AWStats can analyze any log file as long as it a text file. Our configuration tool can define the format of the log file, so any format, even custom files, are supported.
In 2005, France’s leading TV and media company needed a solution to analyze their web sites’ traffic. All the existing tools were either too slow or unable to process their large log files. When they approached AWStats, I worked on a solution that could analyze these exceptionally large files without increasing memory consumption and still maintain a high level of performance. Thanks to this upgrading, AWStats can analyze any log file of any size.
Is it possible to run AWStats if you do not have access to your site’s log files?
While AWStats does not require any changes to your web site, it does need access to the log file to run your reports. If necessary, log files can be downloaded, and statistics can be processed locally.
How is AWStats different than other log analyzers?
A lot of the features built into AWStats assure you more accurate results compared to other log analyzers. Some examples:
- If a hit is done on a robot.txt, we know the access was done by a robot and not a human. Other log analyzers just discard the access to robot.txt. AWStats remembers the IP used to get the robot.txt file, so any other access before or after, even on public web pages, with this same IP, can be interpreted as robot access.

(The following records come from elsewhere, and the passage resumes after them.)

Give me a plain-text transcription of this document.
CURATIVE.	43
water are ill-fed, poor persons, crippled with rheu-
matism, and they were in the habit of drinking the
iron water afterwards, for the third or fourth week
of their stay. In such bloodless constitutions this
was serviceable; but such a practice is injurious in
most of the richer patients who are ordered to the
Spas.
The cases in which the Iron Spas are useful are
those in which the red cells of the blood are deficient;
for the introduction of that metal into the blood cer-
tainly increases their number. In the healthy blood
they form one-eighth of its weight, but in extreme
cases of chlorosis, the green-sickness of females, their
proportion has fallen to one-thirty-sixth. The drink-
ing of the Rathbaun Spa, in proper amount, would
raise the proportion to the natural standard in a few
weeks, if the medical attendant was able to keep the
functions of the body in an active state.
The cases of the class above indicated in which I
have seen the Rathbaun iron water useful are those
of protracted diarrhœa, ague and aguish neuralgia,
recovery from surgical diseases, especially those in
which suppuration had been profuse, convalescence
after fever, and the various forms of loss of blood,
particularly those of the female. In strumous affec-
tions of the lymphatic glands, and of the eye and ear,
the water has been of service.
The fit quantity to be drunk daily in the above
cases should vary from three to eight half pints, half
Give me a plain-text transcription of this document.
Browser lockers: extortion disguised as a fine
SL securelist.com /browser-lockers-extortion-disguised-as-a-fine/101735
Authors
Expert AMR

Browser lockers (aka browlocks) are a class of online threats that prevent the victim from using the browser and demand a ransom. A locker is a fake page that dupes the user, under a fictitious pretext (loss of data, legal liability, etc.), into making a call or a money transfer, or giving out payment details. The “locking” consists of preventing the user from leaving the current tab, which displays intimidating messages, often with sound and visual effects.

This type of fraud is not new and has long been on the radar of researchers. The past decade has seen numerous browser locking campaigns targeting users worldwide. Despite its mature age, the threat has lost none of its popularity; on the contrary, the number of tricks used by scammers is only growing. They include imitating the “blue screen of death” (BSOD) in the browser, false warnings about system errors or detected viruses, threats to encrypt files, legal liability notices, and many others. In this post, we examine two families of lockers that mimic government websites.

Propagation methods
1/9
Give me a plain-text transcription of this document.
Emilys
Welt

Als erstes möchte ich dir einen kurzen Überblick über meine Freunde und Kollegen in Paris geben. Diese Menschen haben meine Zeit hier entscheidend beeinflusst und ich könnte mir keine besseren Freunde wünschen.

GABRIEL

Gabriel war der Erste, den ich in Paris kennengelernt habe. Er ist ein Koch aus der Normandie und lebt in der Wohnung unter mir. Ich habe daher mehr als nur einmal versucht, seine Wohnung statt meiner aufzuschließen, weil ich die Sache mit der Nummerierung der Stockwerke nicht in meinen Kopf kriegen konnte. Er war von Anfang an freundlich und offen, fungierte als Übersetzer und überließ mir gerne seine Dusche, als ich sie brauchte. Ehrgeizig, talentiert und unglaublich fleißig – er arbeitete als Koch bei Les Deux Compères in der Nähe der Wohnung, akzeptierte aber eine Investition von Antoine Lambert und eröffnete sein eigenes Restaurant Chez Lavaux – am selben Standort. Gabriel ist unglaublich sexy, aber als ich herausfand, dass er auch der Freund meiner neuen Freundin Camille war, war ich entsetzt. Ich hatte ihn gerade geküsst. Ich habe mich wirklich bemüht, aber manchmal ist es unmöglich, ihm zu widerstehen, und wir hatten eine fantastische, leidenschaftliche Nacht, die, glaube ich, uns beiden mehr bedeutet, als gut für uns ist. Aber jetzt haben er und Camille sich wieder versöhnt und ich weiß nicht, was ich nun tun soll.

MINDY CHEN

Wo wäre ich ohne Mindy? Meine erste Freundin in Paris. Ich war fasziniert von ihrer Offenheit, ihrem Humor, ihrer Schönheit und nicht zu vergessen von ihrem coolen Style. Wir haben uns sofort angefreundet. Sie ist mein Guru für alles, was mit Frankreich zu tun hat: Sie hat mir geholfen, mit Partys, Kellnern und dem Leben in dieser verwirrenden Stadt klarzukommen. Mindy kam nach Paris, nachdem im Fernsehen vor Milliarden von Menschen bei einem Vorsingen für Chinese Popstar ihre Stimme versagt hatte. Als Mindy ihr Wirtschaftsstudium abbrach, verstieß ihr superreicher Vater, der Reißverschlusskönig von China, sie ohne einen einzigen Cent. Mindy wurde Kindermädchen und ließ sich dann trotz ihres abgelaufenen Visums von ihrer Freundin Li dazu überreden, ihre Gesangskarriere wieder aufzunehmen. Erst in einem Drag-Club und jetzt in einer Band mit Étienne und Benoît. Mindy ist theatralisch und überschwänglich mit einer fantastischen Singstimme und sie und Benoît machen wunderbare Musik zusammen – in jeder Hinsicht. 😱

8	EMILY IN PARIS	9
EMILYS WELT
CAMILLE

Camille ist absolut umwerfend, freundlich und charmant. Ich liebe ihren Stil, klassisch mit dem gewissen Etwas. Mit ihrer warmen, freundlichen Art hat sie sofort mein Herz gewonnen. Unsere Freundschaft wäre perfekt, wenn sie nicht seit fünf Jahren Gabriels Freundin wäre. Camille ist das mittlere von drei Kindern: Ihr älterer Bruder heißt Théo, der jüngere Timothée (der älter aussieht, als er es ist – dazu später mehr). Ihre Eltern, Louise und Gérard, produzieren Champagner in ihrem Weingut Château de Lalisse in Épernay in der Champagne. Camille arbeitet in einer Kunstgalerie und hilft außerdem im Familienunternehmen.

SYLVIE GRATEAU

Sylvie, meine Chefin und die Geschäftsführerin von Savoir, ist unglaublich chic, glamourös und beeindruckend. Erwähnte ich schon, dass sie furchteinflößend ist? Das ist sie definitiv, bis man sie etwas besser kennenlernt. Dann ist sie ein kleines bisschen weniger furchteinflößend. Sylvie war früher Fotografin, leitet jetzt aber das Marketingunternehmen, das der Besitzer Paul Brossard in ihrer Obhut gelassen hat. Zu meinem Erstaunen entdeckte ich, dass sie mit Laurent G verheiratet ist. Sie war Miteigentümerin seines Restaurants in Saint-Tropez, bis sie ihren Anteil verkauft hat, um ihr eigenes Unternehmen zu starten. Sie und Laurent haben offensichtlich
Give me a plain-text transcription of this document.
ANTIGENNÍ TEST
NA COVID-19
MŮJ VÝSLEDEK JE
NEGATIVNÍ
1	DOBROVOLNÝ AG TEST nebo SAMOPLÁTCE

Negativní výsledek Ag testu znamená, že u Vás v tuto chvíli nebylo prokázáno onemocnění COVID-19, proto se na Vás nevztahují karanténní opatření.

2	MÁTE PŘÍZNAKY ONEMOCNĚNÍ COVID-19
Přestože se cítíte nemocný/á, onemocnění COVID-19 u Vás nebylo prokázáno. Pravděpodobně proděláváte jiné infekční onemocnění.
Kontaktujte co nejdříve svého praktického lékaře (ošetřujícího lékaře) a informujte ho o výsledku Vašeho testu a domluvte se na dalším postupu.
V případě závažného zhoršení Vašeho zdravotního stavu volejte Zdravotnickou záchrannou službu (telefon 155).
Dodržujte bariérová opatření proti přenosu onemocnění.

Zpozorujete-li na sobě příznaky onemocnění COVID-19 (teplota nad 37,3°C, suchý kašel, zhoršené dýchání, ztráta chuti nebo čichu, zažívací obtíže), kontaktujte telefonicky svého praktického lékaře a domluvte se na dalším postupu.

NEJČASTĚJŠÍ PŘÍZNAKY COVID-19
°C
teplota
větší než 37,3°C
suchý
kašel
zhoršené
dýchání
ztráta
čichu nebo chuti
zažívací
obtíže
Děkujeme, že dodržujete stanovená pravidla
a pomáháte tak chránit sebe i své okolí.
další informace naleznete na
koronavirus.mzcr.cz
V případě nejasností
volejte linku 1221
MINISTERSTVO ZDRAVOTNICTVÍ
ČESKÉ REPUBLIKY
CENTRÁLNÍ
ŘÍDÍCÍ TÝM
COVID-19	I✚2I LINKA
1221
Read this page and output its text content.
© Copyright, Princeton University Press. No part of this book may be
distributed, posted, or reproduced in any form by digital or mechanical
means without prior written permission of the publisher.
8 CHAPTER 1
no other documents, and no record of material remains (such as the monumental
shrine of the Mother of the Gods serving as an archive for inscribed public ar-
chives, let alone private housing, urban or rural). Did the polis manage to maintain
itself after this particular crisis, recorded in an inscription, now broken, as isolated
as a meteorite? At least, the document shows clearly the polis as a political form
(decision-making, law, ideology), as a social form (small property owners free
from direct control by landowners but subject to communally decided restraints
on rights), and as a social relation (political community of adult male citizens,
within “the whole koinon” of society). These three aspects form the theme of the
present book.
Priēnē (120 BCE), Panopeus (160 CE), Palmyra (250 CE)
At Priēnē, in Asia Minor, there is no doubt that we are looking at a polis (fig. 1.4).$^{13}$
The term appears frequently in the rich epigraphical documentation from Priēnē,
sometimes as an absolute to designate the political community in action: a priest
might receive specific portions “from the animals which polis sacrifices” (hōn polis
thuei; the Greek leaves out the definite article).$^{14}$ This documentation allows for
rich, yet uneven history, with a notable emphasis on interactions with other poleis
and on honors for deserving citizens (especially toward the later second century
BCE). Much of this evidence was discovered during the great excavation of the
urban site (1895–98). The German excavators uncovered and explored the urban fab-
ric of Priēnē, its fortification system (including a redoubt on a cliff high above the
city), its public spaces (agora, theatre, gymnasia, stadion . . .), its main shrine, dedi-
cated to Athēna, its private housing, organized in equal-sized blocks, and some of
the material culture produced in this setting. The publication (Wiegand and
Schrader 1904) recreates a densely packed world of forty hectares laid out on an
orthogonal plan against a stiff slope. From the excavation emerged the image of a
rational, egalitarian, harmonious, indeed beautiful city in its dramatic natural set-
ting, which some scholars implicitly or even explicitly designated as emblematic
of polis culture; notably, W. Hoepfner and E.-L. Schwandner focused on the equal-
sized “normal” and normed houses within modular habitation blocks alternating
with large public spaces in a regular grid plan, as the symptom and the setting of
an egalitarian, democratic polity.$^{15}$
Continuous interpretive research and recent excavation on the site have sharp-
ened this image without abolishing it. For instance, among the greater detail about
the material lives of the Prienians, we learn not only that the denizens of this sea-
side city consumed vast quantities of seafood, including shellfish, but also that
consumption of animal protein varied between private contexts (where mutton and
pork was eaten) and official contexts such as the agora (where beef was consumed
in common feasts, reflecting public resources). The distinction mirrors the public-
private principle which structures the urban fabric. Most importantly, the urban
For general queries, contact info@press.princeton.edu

- AWStats has a database of signatures to exclude not only robots but also worms or spider attacks. This database also evolves dynamically during the analysis of the log. Detection is enhanced by heuristic analysis.
- AWStats can differentiate between access to images and pages. So when images and only images have been accessed, we can determine that it is not a human visitor even if all the other information indicates so.
- AWStats tries to consolidate page access with redirects, to be able to deduce pages that are not read and avoid counting it as two pages when only one was read.
- AWStats can be enhanced with external plugins.
- AWStats has its own algorithm, optimized for log analysis situation, to sort results and provide a top 5, top 10, top 20 much faster than when using traditional sort algorithms.
- AWStats uses a variable delay to estimate the beginning and end of sessions, allowing the algorithm to run much faster compared to the conventional comparison tools.
- AWStats use both a database of rules and heuristics analysis to be able to presume the keywords used to find your web site.
- There are a lot of other features found only in AWStats that assure better accuracy and performance than any other log analyzer.
How often can AWStats be run?
AWStats can be run as often as you like. AWStats saves the last position analyzed in the log file using both a binary pointer and a timestamp pointer. This way, when running subsequent analyses, it can quickly pick up the process from where it last ended, even if the log file has been purged or rotated. The more often you run AWStats, the faster it is.
Why did you choose to share AWStats as Open Source software?
AWStats was released as Open Source software on Sourceforge in 2000 for several reasons.
- It was the beginning of the Open Source movement, and I thought that the best way to learn and understand it was to be part of it myself.
- I spent a lot of time developing AWStats and felt that the time spent was not a good investment if I was the only user. Releasing it as Open Source software significantly lowered the time I spent per user.
- It was a good way for AWStats to gain popularity and get help with its tools.
- When I first searched for web traffic analysis tools, I was disappointed in the poor choices available. Sharing AWStats as Open Source made sure this did not happen to others.
What significant changes or addition were made to your project by contributors?
The main contributions to AWStats were the enhancement of its rules and signature databases, which are used to detect keywords, worms, viruses, browsers, operating systems, smartphones, etc.
Bug fix contributions are also very constructive. It is always a pleasure to receive bug fixes, especially for those bugs that were unknown to me!
The plugin architecture, such as the GeoIP plugin, was also mostly handled by external contributors.